There’s something undoubtedly cool about adding working lights to a wargaming model, adding that little bit of extra realism to really bring the kit to life. For this reason, we are pleased to bring you a complete guide to lighting the interior and exterior of wargaming vehicles. This tutorial covers installing LEDs and fibre optics into a 40k Rhino tank but it is also suitable for other tanks including Predators and Land Raiders.
The first step is to decide where to drill the holes you need for the LEDs and wiring. Positions can be changed if desired but the interior positions work very well for hiding the wiring. Drill the holes no more than 3mm dia, starting with a small pilot hole and working upwards. Use a sharp scalpel to cut out the rest.
The button hole in the floor panel is 6mm approx. See Step 3.
The headlights need to be drilled out of the separate moulding before gluing on and then larger holes cut in the panel behind to fit the LED.
Bend the 3mm LED carefully as shown, holding the LED just behind the bulb with tweezers and bending the legs gently down. Check the fit on the interior panel then fix them in this position as it’s shown below using hot melt glue. This creates neat wiring that won’t be visible once the tank is assembled and won’t impact on the tank fitting together
Drill the hole in the base for the switch. It should be around a 6mm hole. The picture shows how the fitted switch should look. The button fits through entirely and the larger base snaps into the hole. Check the switch can be pressed properly.

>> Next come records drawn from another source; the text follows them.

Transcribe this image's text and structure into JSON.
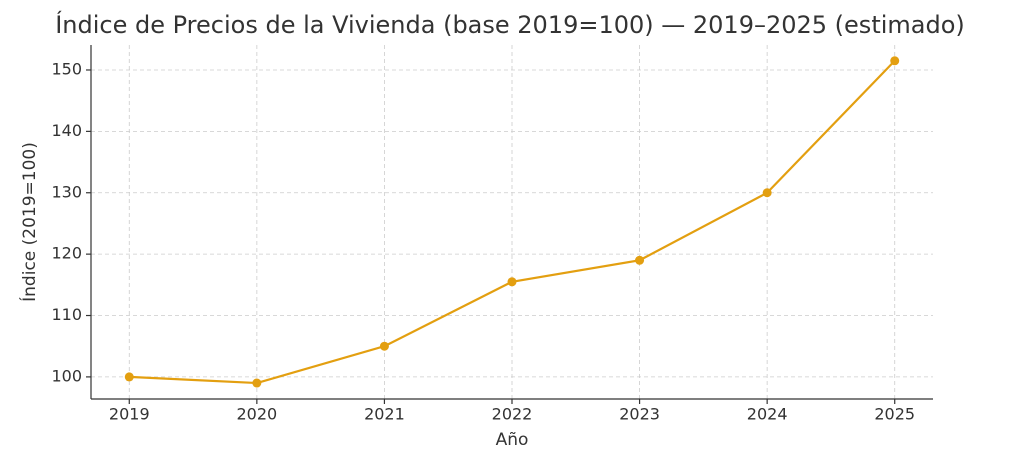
{
  "chart_data": {
    "type": "line",
    "title": "Índice de Precios de la Vivienda (base 2019=100) — 2019–2025 (estimado)",
    "x_label": "Año",
    "y_label": "Índice (2019=100)",
    "x": [
      2019,
      2020,
      2021,
      2022,
      2023,
      2024,
      2025
    ],
    "values": [
      100,
      99,
      105,
      115.5,
      119,
      130,
      151.5
    ],
    "color": "#e39f10",
    "xlim": [
      2018.7,
      2025.3
    ],
    "xticks": [
      2019,
      2020,
      2021,
      2022,
      2023,
      2024,
      2025
    ],
    "ylim": [
      96.4,
      154.07
    ],
    "yticks": [
      100,
      110,
      120,
      130,
      140,
      150
    ],
    "grid": true
  }
}
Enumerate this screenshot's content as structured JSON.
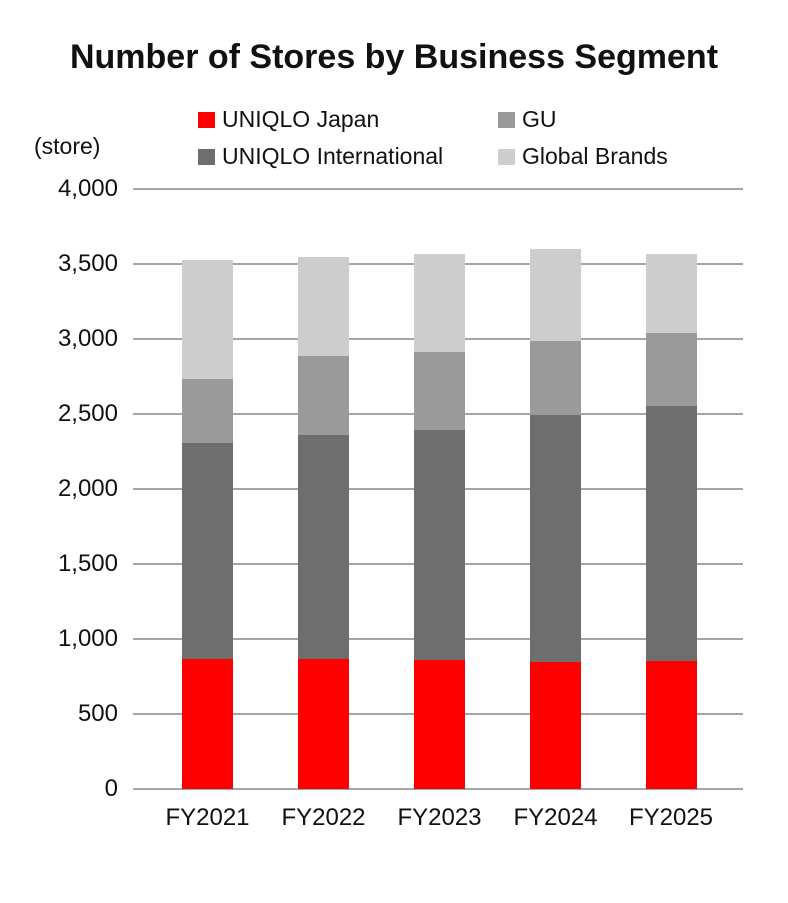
{
  "title": "Number of Stores by Business Segment",
  "unit_label": "(store)",
  "legend": [
    {
      "label": "UNIQLO Japan",
      "color": "#ff0000"
    },
    {
      "label": "GU",
      "color": "#9a9a9a"
    },
    {
      "label": "UNIQLO International",
      "color": "#6e6e6e"
    },
    {
      "label": "Global Brands",
      "color": "#cdcdcd"
    }
  ],
  "colors": {
    "uniqlo_japan": "#ff0000",
    "uniqlo_international": "#6e6e6e",
    "gu": "#9a9a9a",
    "global_brands": "#cdcdcd",
    "gridline": "#a5a5a5",
    "text": "#111111"
  },
  "chart_data": {
    "type": "bar",
    "stacked": true,
    "title": "Number of Stores by Business Segment",
    "ylabel": "(store)",
    "xlabel": "",
    "categories": [
      "FY2021",
      "FY2022",
      "FY2023",
      "FY2024",
      "FY2025"
    ],
    "series": [
      {
        "name": "UNIQLO Japan",
        "color": "#ff0000",
        "values": [
          865,
          870,
          860,
          850,
          855
        ]
      },
      {
        "name": "UNIQLO International",
        "color": "#6e6e6e",
        "values": [
          1440,
          1490,
          1535,
          1645,
          1700
        ]
      },
      {
        "name": "GU",
        "color": "#9a9a9a",
        "values": [
          430,
          530,
          520,
          490,
          485
        ]
      },
      {
        "name": "Global Brands",
        "color": "#cdcdcd",
        "values": [
          795,
          655,
          655,
          615,
          530
        ]
      }
    ],
    "stack_order_bottom_to_top": [
      "UNIQLO Japan",
      "UNIQLO International",
      "GU",
      "Global Brands"
    ],
    "ylim": [
      0,
      4000
    ],
    "ytick_step": 500,
    "ytick_labels_top_to_bottom": [
      "4,000",
      "3,500",
      "3,000",
      "2,500",
      "2,000",
      "1,500",
      "1,000",
      "500",
      "0"
    ],
    "grid": true,
    "legend_position": "top"
  }
}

To neaten the hole for the interior lighting and make it look like part of the tank you can use a moulding, self hardening putty such as Green Stuff / Milliput. Mix up a small piece as per the instructions and roll out a very thin snake. Make as thin as possible. You don’t need very much. Then wrap it around the LED bulb and shape it to look like a mounting plate. I used a coffee stirrer.
For the computer panel inside, drill holes where you would like lights. Drilling from the front is neater. Make a pilot hole first. Take the LED with fibre optic strands and fit these carefully through the holes in the computer console (or where you’ve decided to put them).The fibre is fairly flexible because it is thin but care needs to be taken to feel for resistance and not push it too far or it will snap. Get it as close to the back of the panel as possible. (see photo below) Once the strands are fitted in place use hot melt glue on the back of the panel to hold them in place.
Once fixed and the panel is painted you can then trim the fibre optics flush with the panel.
Do not use superglue with fibre optics as it makes it brittle and it will snap.
Twist the LED wires together – all the red wires and then all the black wires as shown and fit into the connector block. The battery wires go opposite the LED wires as shown. This can be fiddly but it’s best to twist the wires together as tightly as possible, adjust the screw to roughly the right height, place the wires in the hole and then tighten the screw down to secure. Glue the switch in place once the wires are all connected with hot melt glue.
The LED and fibre optics are then fed into the holes for the headlights and the panels can be glued in place.
Trim the fibre optics once painting is finished. Blue tack can be used to cover LED bulbs while painting.
The finished tank interior with red night vision lighting.
The finished tank headlights with additional fibre optic spots. The on/off button is visible underneath. This can be painted to match the tank if desired.